The use of virtual visits climbs as a way of safely treating patients and containing the spread of the infection at hospitals, clinics, and medical offices. The man had recently traveled, including a brief stop in Tokyo. He had a fever and cough about a week ago, but was now feeling fine.
He called the virtual medical line set up by Rush University Medical Center in Chicago recently to help screen patients for coronavirus.“He said all the right buzzwords: cough, fever, fatigue,” said Dr. Meeta Shah, an emergency room physician at Rush. After talking with him, Dr. Shah did not think he needed to be admitted but referred him to the city’s health department.
Rush and other large hospitals across the country are quickly expanding the use of telemedicine to safely screen and treat patients for coronavirus, and to try to contain the spread of infection while offering remote services.“This is a kind of turning point for virtual health,” Dr. Shah said. “We’re actually seeing how it can be used in a public health crisis.”
Health systems are racing to adapt and even develop virtual services that can serve as their front line for patients. “Telehealth is being rediscovered,” said Dr. Peter Antall, the chief medical officer for AmWell, a company based in Boston that is working with health systems across the country. “Everybody recognizes this is an all hands on deck moment,” he said. “We need to scale up wherever we can.”
By using their phone or computer, patients will be able to get guidance about whether they need to be seen or tested instead of showing up unannounced at the emergency room or doctor’s office. Patients, particularly those who would be at high risk for a serious illness if they were infected, can also opt to substitute a trip to a doctor’s office with a virtual visit when it is a routine check-in with a specialist or a primary care doctor. That way they can avoid crowded waiting rooms and potential infection.

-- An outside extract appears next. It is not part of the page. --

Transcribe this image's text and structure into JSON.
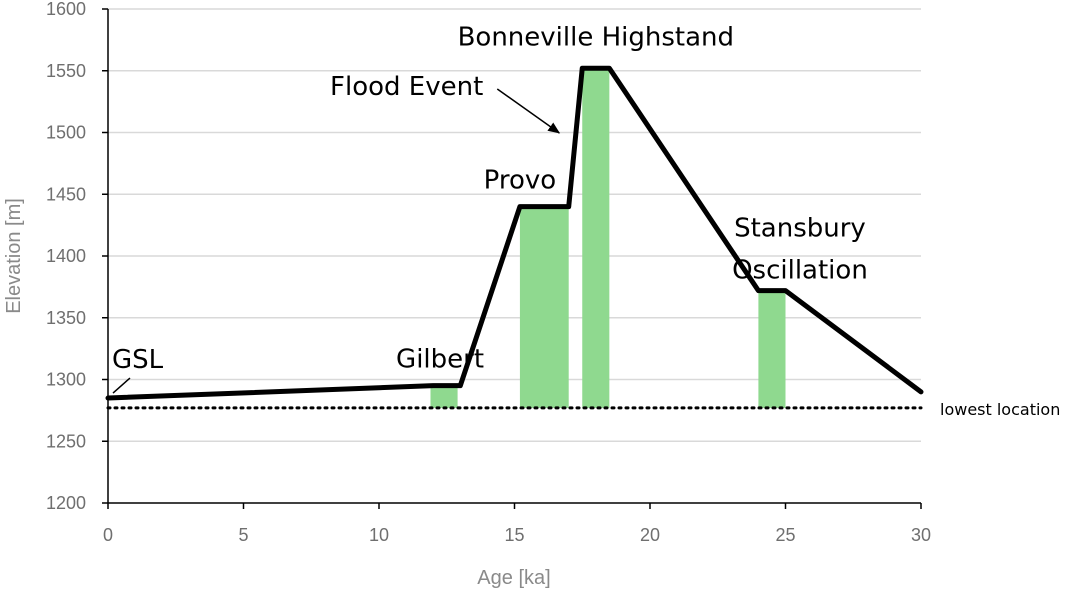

While the notion of seeing a doctor via your computer or cellphone is hardly new, telemedicine has yet to take off widely in the United States. Health insurance plans do typically offer people the option of talking to a nurse or doctor online as an alternative to heading to an emergency room or urgent care center, but most people don’t make use of it. Now doctors, hospital networks and clinics are rethinking how the technology can be used, to keep the worried well calm and away from clinical care while steering the most at risk to the proper treatment.
“The use of telemedicine is going to be critical for management of this pandemic,” said Dr. Stephen Parodi, an infectious disease specialist, and executive with The Permanente Medical Group, the doctors’ group associated with Kaiser Permanente, one of the leaders in the use of virtual visits for its patients.

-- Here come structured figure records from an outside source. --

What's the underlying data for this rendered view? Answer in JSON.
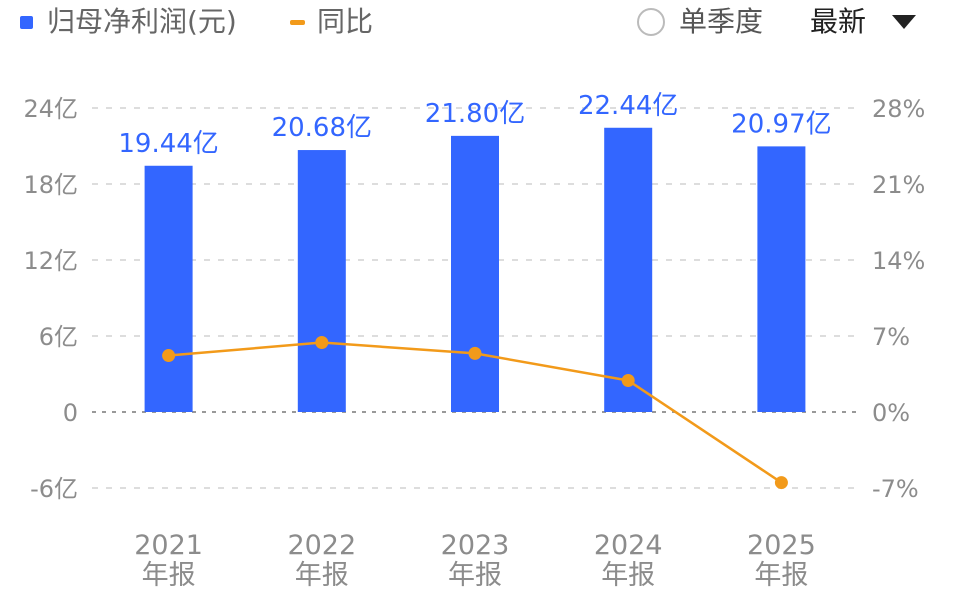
{
  "legend": {
    "bar_label": "归母净利润(元)",
    "line_label": "同比"
  },
  "controls": {
    "single_quarter_label": "单季度",
    "latest_label": "最新"
  },
  "colors": {
    "bar": "#3366ff",
    "line": "#f29a1a",
    "grid": "#dddddd",
    "zero_line": "#999999",
    "axis_text": "#8c8c8c"
  },
  "chart_data": {
    "type": "bar",
    "categories": [
      [
        "2021",
        "年报"
      ],
      [
        "2022",
        "年报"
      ],
      [
        "2023",
        "年报"
      ],
      [
        "2024",
        "年报"
      ],
      [
        "2025",
        "年报"
      ]
    ],
    "series": [
      {
        "name": "归母净利润(元)",
        "type": "bar",
        "axis": "left",
        "values": [
          19.44,
          20.68,
          21.8,
          22.44,
          20.97
        ],
        "value_labels": [
          "19.44亿",
          "20.68亿",
          "21.80亿",
          "22.44亿",
          "20.97亿"
        ]
      },
      {
        "name": "同比",
        "type": "line",
        "axis": "right",
        "values": [
          5.2,
          6.4,
          5.4,
          2.9,
          -6.5
        ]
      }
    ],
    "left_axis": {
      "ticks": [
        -6,
        0,
        6,
        12,
        18,
        24
      ],
      "tick_labels": [
        "-6亿",
        "0",
        "6亿",
        "12亿",
        "18亿",
        "24亿"
      ],
      "range": [
        -6,
        24
      ]
    },
    "right_axis": {
      "ticks": [
        -7,
        0,
        7,
        14,
        21,
        28
      ],
      "tick_labels": [
        "-7%",
        "0%",
        "7%",
        "14%",
        "21%",
        "28%"
      ],
      "range": [
        -7,
        28
      ]
    },
    "grid": true
  }
}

Telemedicine companies say they are getting an increase in the number of calls, both from those who want to know more about what they can do to minimize their risk of catching coronavirus and those with worrisome symptoms. “We see the whole spectrum of patients,” said Dr. Kristin Dean, medical director for Doctor On Demand, a company whose service is offered to customers of some of the major health insurance companies.
In evaluating whether patients may be safely monitored at home, doctors take into account people’s medical history and the severity of their symptoms, she said.
“The patients have been appreciative of that switch,” said Dr. Parodi of Permanente. “Many of them don’t want to come in and be exposed in a clinic or office setting.”
The system is also thinking about how it can use the same technology to deliver home health care, particularly for patients who are at high risk because of chronic medical conditions or have Covid-19 but can be treated safely at home. People at home could be equipped to take their blood pressure or test their blood sugars, and a doctor or nurse could be available over video.